К женщинам тебя не тянет, это не очень хорошо. Когда есть желание, которому ты не даешь реализоваться, оно рождает истерию — это энергия, если уметь ею пользоваться. Но ты не умеешь... В дубовую коробочку, которую ты достанешь, набери земли с могилки. С какой именно — я говорю, а ты идешь за моим голосом. Недруг твой мужчина — и это первое: бери землю с мужской могилы. Найди смерть случайную, нежданную — таких много сейчас: вдруг — и нет человека. Коробочку свою землей с этой могилы наполни, а собирай ее только после полуночи... Укради еще вещицу, в его руках частую, она тебе понадобится. Фотографию его отдашь в ателье, закажешь надгробный портрет небольшого размера. Как только земля могильная, портрет, вещь будут у тебя — с полуночи любого дня МОЛЧИ! Три дня и три ночи уединись и не пророни ни слова. Идешь в первую полночь за голосом моим и хоронишь на краюшке кладбища свою кошку, которую ты убьешь... (сигнал продолжить запись). Есть земля обычная, а есть земля кладбищенская: мир земной и мир иной, и между ними граница, идешь за моим голосом, как мостик между берегами рек... Кошку закопаешь на мостике этих миров и проведешь по нему врага своего... Отсюда — туда. Во вторую полночь зажги свечу долгую или огонь разведи, только лишь бы само горело, пламя было. Костер лучше будет, ибо шерсти клок кошачьей, когда почувствуешь себя соответствующе, бросишь в огонь и затем спи... Сиди рядом с огнем и вспоминай все те беды, с врагом связанные.
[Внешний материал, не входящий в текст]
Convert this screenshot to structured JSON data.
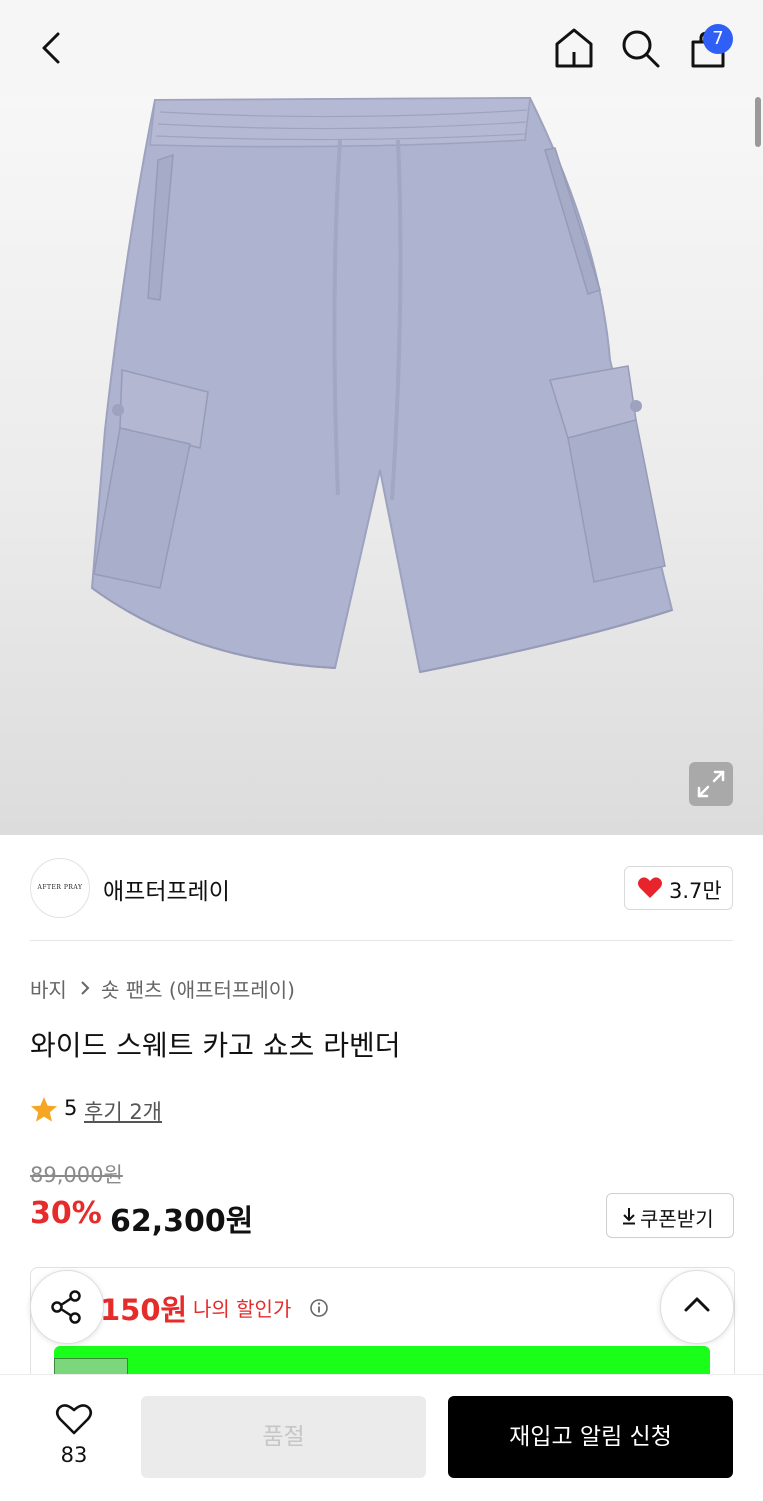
{
  "header": {
    "cart_count": "7",
    "icons": [
      "back-arrow-icon",
      "home-icon",
      "search-icon",
      "shopping-bag-icon"
    ]
  },
  "brand": {
    "logo_text": "AFTER PRAY",
    "name": "애프터프레이",
    "likes": "3.7만"
  },
  "breadcrumb": {
    "category": "바지",
    "subcategory": "숏 팬츠 (애프터프레이)"
  },
  "product": {
    "title": "와이드 스웨트 카고 쇼츠 라벤더",
    "rating": "5",
    "reviews": "후기 2개",
    "original_price": "89,000원",
    "discount_percent": "30%",
    "sale_price": "62,300원",
    "coupon_label": "쿠폰받기",
    "my_price_amount": "150원",
    "my_price_label": "나의 할인가"
  },
  "bottom_bar": {
    "wish_count": "83",
    "soldout_label": "품절",
    "restock_label": "재입고 알림 신청"
  },
  "colors": {
    "accent_red": "#e62b2b",
    "badge_blue": "#2f5ff5",
    "banner_green": "#19ff19",
    "product_lavender": "#aeb3cf"
  }
}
Не анализируй, не размышляй — вспоминай, вспоминай, вспоминай... Когда ярость переполнит тебя — бросай шерсть в огонь, после чего ты вскоре уснешь. В третью полночь рядом с зарытой кошкой выроешь могилку, положишь туда вещь его, засыплешь запасенной могильной землей, положишь сверху портретик надгробный и камушками выложишь сегодняшний год. После этого — если вправду все сделал как надо — умрет твой враг, если небрежен был в чем-то — очень худо ему будет, ошибешься и землю с женской могилы возьмешь — то жену его бесплодною сделаешь...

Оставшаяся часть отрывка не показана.